Multimedia encoding

Pixels and resolution

An digital image is broken up into tiny elements called pixels. (That word was actually coined as a contraction of “picture element.”) A pixel is perceived as a solid color, and neighboring pixels can be different colors.

When we refer to the resolution of an image or a display device, we might be talking about two different things:

  • The number of pixels in the image. For example, a typical low-resolution computer screen might by 1024×768. This is 786,432 pixels total, or about three-fourths of a megapixel. An high-definition (HD) video image is 1920×1080, or about 2 megapixels. Digital cameras can produce 5 or 10 megapixels or so, which means the image is larger than you can fit on most screens.

  • Resolution can also refer to the density of the pixels in the display – usually referred to as pixels per inch (PPI) or dots per inch (DPI). Computer screens tend to be around 100 ppi, but some are larger. The Apple Retina brand displays are in the range 220–320 ppi. We can achieve much higher density using print on paper: a high-end laser print might be 1200 dpi or even higher. Projection screens are likely very low density, just because the same number of pixels are stretched over several feet. I’d estimate that our projection screen in class is under 20 ppi (about 1024 pixels spread across 5 feet).

Black and white

So how do we encode pixels as bits? The easiest case is when the image is completely black and white. That is, each pixel is either on or off. Then we can represent each pixel as exactly one bit.

On paper or a whiteboard, it’s sensible to let 0=off=white (the default background color) and 1=on=black (the color of your pen). So let’s draw an 8×8 pixel grid. We’ll fill in some pixels and leave others blank. This particular grid displays an alien from the early arcade game Space Invaders.

183C7EDBFF245AA5

183C7EDBFF245AA5

Since each pixel is exactly one bit, it’s trivial to represent this as a binary number. The top row is 00011000, followed immediately by the next row 00111100 and so on. You’d have to know in advance that these bits represent an image that fits in an 8×8 grid. Otherwise, we could precede it by two bytes to specify the grid size.

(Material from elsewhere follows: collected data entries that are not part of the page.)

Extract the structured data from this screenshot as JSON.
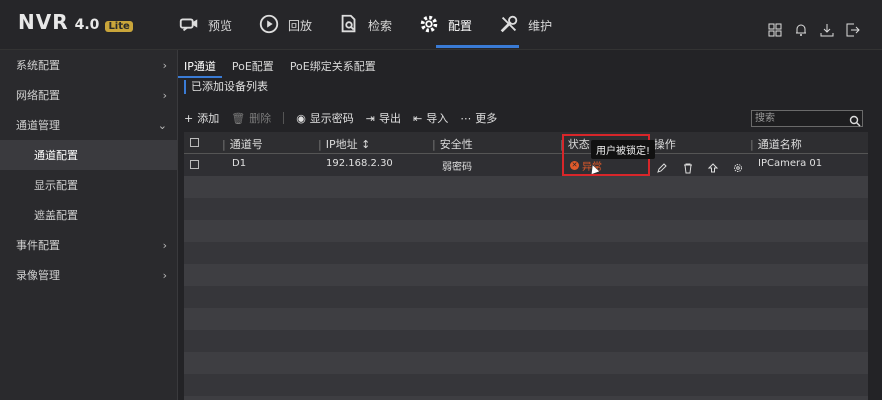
{
  "header": {
    "logo_text": "NVR",
    "version": "4.0",
    "edition": "Lite",
    "nav": [
      {
        "label": "预览",
        "icon": "camera-icon"
      },
      {
        "label": "回放",
        "icon": "play-icon"
      },
      {
        "label": "检索",
        "icon": "search-file-icon"
      },
      {
        "label": "配置",
        "icon": "gear-icon",
        "active": true
      },
      {
        "label": "维护",
        "icon": "wrench-icon"
      }
    ],
    "right_icons": [
      "layout-icon",
      "bell-icon",
      "download-icon",
      "logout-icon"
    ],
    "accent_color": "#3a7bd5"
  },
  "sidebar": {
    "items": [
      {
        "label": "系统配置",
        "chevron": "›"
      },
      {
        "label": "网络配置",
        "chevron": "›"
      },
      {
        "label": "通道管理",
        "chevron": "⌄"
      },
      {
        "label": "通道配置"
      },
      {
        "label": "显示配置"
      },
      {
        "label": "遮盖配置"
      },
      {
        "label": "事件配置",
        "chevron": "›"
      },
      {
        "label": "录像管理",
        "chevron": "›"
      }
    ]
  },
  "main": {
    "tabs": [
      "IP通道",
      "PoE配置",
      "PoE绑定关系配置"
    ],
    "subtitle": "已添加设备列表",
    "toolbar": {
      "add": "添加",
      "delete": "删除",
      "show_password": "显示密码",
      "export": "导出",
      "import": "导入",
      "more": "更多"
    },
    "search_placeholder": "搜索",
    "table": {
      "columns": [
        "通道号",
        "IP地址",
        "安全性",
        "状态",
        "操作",
        "通道名称"
      ],
      "sort_glyph": "↕",
      "rows": [
        {
          "channel": "D1",
          "ip": "192.168.2.30",
          "security": "弱密码",
          "status": "异常",
          "name": "IPCamera 01"
        }
      ]
    },
    "tooltip": "用户被锁定!",
    "status_error_color": "#e05a2a",
    "highlight_color": "#d8262a"
  }
}
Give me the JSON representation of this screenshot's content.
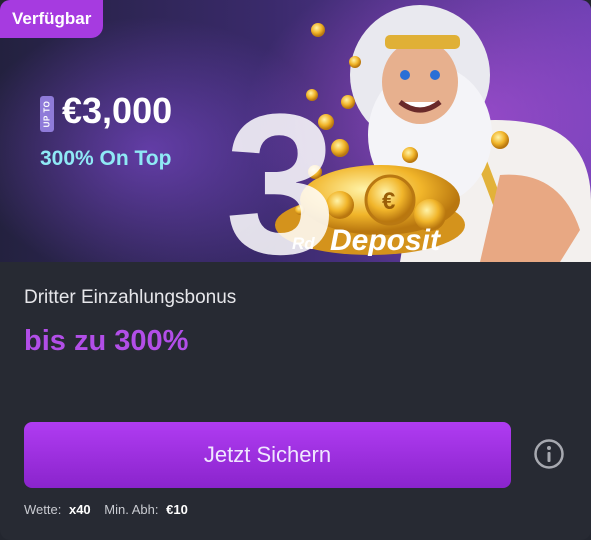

Again, binary strings are long so it’s nice to be able to abbreviate it using hexadecimal. This leads to a very natural encoding where you write 8,2,4,1 over each group of 4 pixels, and then convert the results. You can see the hexadecimal encoding to the right of the image. In fact, Googling this hex string – 183C7EDBFF245AA5 – currently leads you to one page: my blog post on this topic!

You should practice encoding and decoding icons like this. Here’s one example you can decode from the hex.

Sample decode problem

Sample decode problem

My solution is available; it’s a character from an 8×8 bitmap font. To practice further, decode these additional characters from that font:

  • 3C66703C0E663C00
  • 7E607C0606663C00
  • C6CCD8F0D8CCC600
  • 00663CFF3C660000
  • 0066ACD8366ACC00

You can also encode characters in hexadecimal based on this font image (zoom in with control-plus to see the 8×8 grids over each character).

You can also use the 1-bit per pixel encoding with color as long as each encoded image is one solid color. For example, in older versions of the Pac-Man game, the protagonist and each ghost are solid colors, even though the colors are all different. These shapes can still be encoded as 1 bit per pixel. (In class we’ll use my hexadecimal image workshop that adds color to the 1-bit per pixel encoding technique in a different way.)

Pac-Man game – each moving character is one solid color

Pac-Man game – each moving character is one solid color

A 1-bit per pixel display on campus

A 1-bit per pixel display on campus

Further exploration:

Color images

How would we combine multiple colors into the same image? As a brief detour, let’s explore what we mean by color.

What is color?

Color refers to the wavelength of light. We perceive short wavelengths as violet, and long wavelengths as red. In between are the usual spectrum of colors: orange, yellow, green, blue, etc. This range covers visible light, but there are also “colors” (other wavelengths) we can’t perceive at all. Light with longer wavelengths than red is infra-red, and with shorter wavelengths than violet is ultra-violet.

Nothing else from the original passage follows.